Talking to the vintners has already got me thinking of a different kind of occupation for one of my heroines.  And something I didn’t know is that we’ve got a distillery, Lyon Distilling Company, in St. Michaels Maryland.  At the reception I tasted some of their wonderful rum, mixed with ginger beer.  Now I’ve got another interesting business to include in my description of St. Michaels, a location I do use frequently, although I call it St. Stephens.  One of my personal rules is that, if I’m going to murder people, I like to do it at a fictitious location.

One of the people I loved talking to at the bash was Betsy DeVore, the Director of Marketing and Digital Communications for the Hagerstown Convention and Visitors’ Bureau.
I’ve driven past Hagerstown a lot of times on my way west.  She made me want to stop there.  It might be cool to set some scenes at the Antietam National Battlefield or the Chesapeake & Ohio National Historical Park.

If you’re looking for interesting locations for a book, use your state’s tourism office as a resource.  The same thing goes if you’re looking for a fun day trip or overnight.

And tell me–where do you look for interesting locations to use in books–or simply to enjoy for a quick getaway?

Wednesday, April 22, 2015

Pictures for a Book Trailer—Part One

When a writer gets ready to publish her first indie book, she’s often giddy with excitement at the control she has over the project.  Not only does she get to write the book she wants without conforming to a publisher’s many requirements, she gets to design her own cover, or hire the cover artist of her choice.  Reality sets in when she realizes she’s in for hours of searching photo sites to find the perfect hunk, clinch couple or mountain landscape for her book.

But finding the right background and models for a cover is a piece of cake compared to scoring ten or so photos to make a book trailer.

The trailer for Rx Missing, my new Decorah Security novel that comes out April 28 on, is a perfect example:

The story starts with my hero, Lieutenant Commander Mack Bradley, taking fire and bailing out of his F18 fighter jet. A very dramatic scene, but where could I get THAT photo?

The good news is that I could search Web sites where all U.S. government photos are free to the public.  The bad news is that the only picture I could find of an F18 that wasn’t too far away to see any details was on the deck of an Aircraft carrier.
Here’s the picture I found:

Actually, it makes a good “danger” scene with all that smoke billowing up.  The problem is that there are also guys standing around the plane.  I eliminated two of them by cropping the photo. Since I don’t use Photoshop, I had to figure out some way to block out the guy right in front of the plane.  I did that with the picture’s caption.

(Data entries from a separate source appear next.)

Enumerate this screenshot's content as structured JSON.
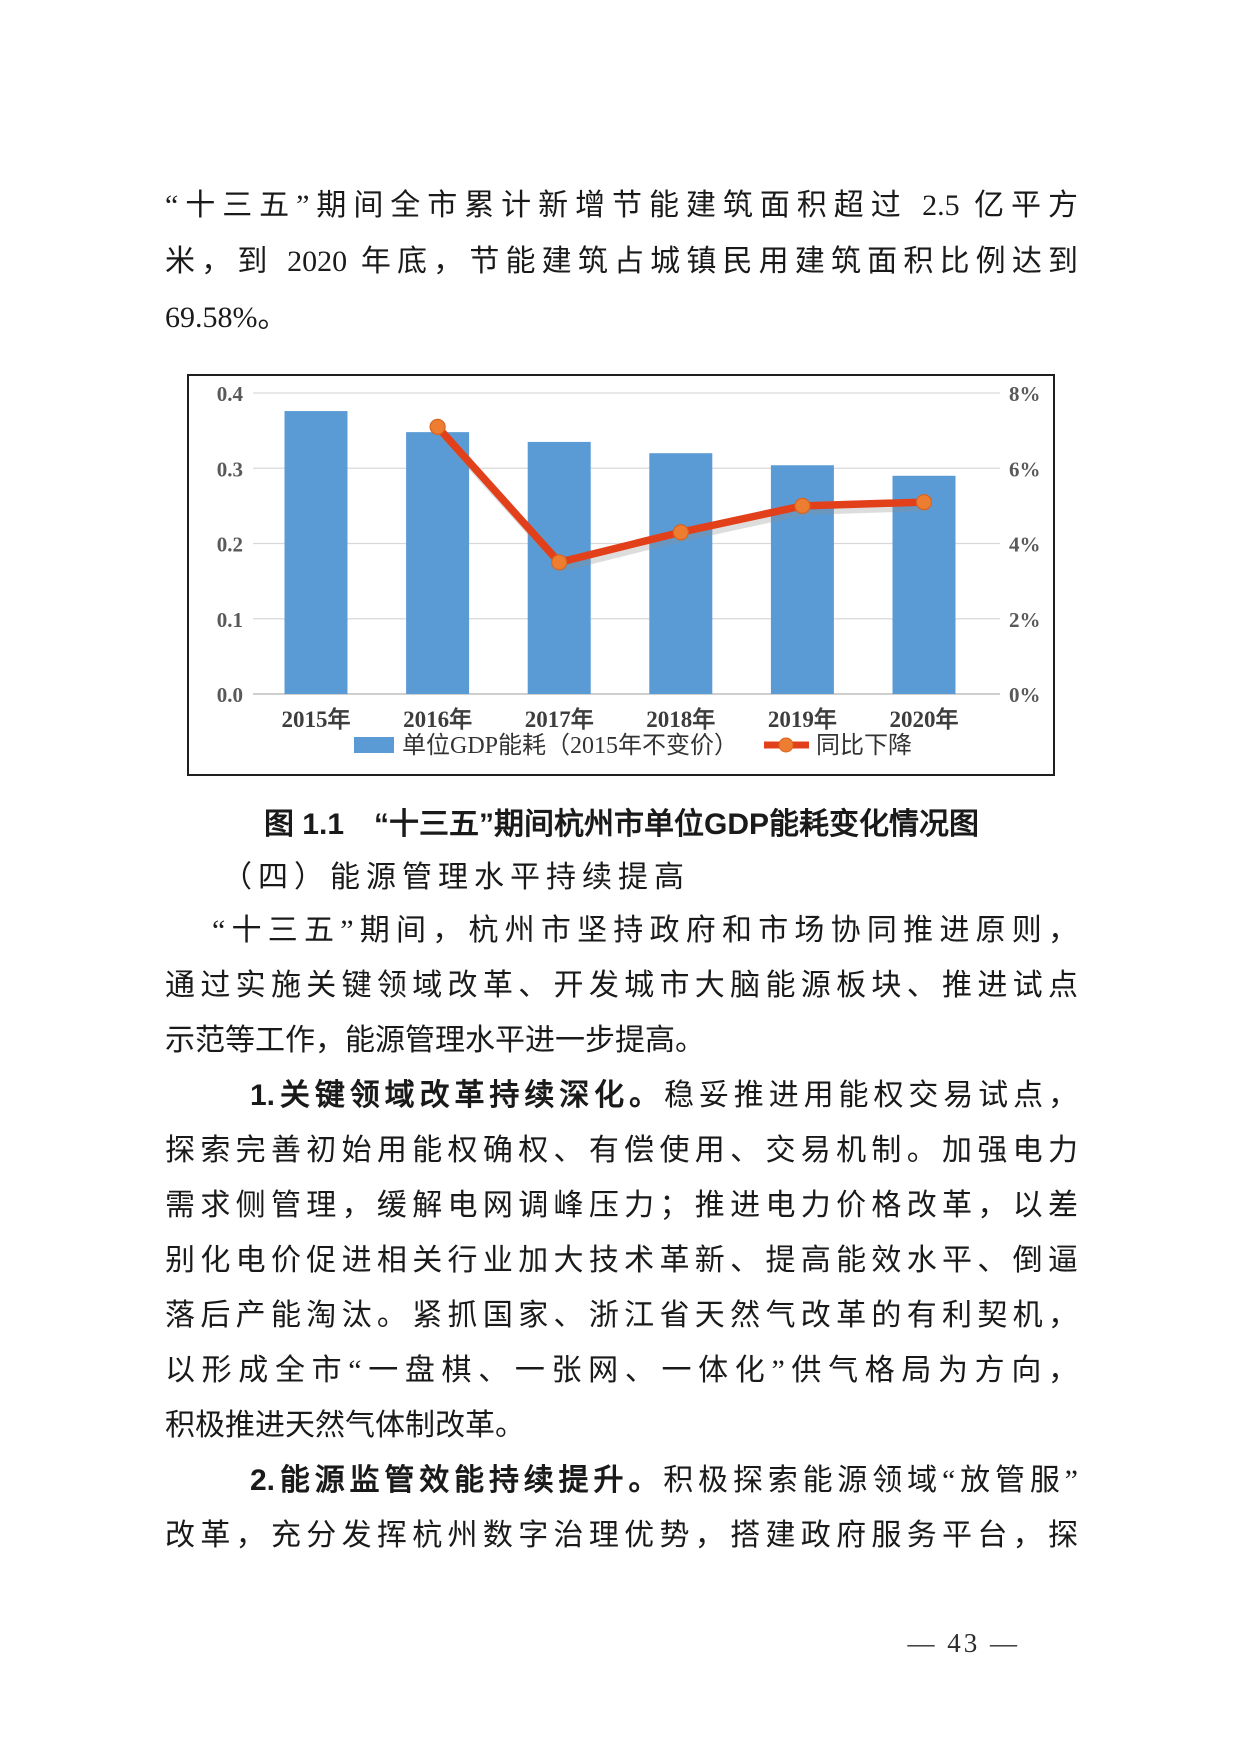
{
  "page": {
    "page_number": "— 43 —"
  },
  "paragraph1": {
    "lines": [
      "“十三五”期间全市累计新增节能建筑面积超过 2.5 亿平方",
      "米，到 2020 年底，节能建筑占城镇民用建筑面积比例达到",
      "69.58%。"
    ]
  },
  "figure": {
    "caption": "图 1.1　“十三五”期间杭州市单位GDP能耗变化情况图"
  },
  "chart_data": {
    "type": "bar+line",
    "categories": [
      "2015年",
      "2016年",
      "2017年",
      "2018年",
      "2019年",
      "2020年"
    ],
    "series": [
      {
        "name": "单位GDP能耗（2015年不变价）",
        "type": "bar",
        "axis": "left",
        "color": "#5B9BD5",
        "values": [
          0.376,
          0.348,
          0.335,
          0.32,
          0.304,
          0.29
        ]
      },
      {
        "name": "同比下降",
        "type": "line",
        "axis": "right",
        "color": "#E2401B",
        "marker_color": "#ED7D31",
        "values": [
          null,
          7.1,
          3.5,
          4.3,
          5.0,
          5.1
        ]
      }
    ],
    "left_axis": {
      "min": 0.0,
      "max": 0.4,
      "ticks": [
        "0.4",
        "0.3",
        "0.2",
        "0.1",
        "0.0"
      ]
    },
    "right_axis": {
      "min": 0,
      "max": 8,
      "ticks": [
        "8%",
        "6%",
        "4%",
        "2%",
        "0%"
      ]
    },
    "grid": true,
    "gridline_color": "#D9D9D9",
    "legend_position": "bottom-inside",
    "title": ""
  },
  "section": {
    "heading": "（四）能源管理水平持续提高"
  },
  "paragraph2": {
    "lines": [
      "“十三五”期间，杭州市坚持政府和市场协同推进原则，",
      "通过实施关键领域改革、开发城市大脑能源板块、推进试点",
      "示范等工作，能源管理水平进一步提高。"
    ]
  },
  "paragraph3": {
    "lead_bold": "1.关键领域改革持续深化。",
    "lead_rest": "稳妥推进用能权交易试点，",
    "lines": [
      "探索完善初始用能权确权、有偿使用、交易机制。加强电力",
      "需求侧管理，缓解电网调峰压力；推进电力价格改革，以差",
      "别化电价促进相关行业加大技术革新、提高能效水平、倒逼",
      "落后产能淘汰。紧抓国家、浙江省天然气改革的有利契机，",
      "以形成全市“一盘棋、一张网、一体化”供气格局为方向，",
      "积极推进天然气体制改革。"
    ]
  },
  "paragraph4": {
    "lead_bold": "2.能源监管效能持续提升。",
    "lead_rest": "积极探索能源领域“放管服”",
    "lines": [
      "改革，充分发挥杭州数字治理优势，搭建政府服务平台，探"
    ]
  }
}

After solving the plane problem, I went on to my h/h.  I needed a hero with short dark hair and a dark-haired heroine.   But I was going to need several different poses for the various scenes I wanted to illustrate, so I looked for people whose faces were obscured. I found a picture I thought would work on Canva (a site where you can compose various Web and print projects and buy inexpensive pictures).  Unfortunately, the shot I wanted had an inappropriate detail.  The heroine is holding a pregnancy test stick!
Could I get rid of that unfortunate detail—again without access to Photoshop?  Mostly, by writing over it with big white letters, and then adding a caption.

And what about the mad scientist I found to illustrate the medical thriller aspect of my plot.  I suspect the scientist I used is a woman—where my bad guy is a man. Go ahead and play the video a few times, and see if you think he’s had a sex-change operation.

I fudged something in almost every photo I used.

But my main goal was to get you interested in the book.  I just wish I had the budget to hire models and shoot the pictures myself. But then I’d still be stuck trying to find the right people.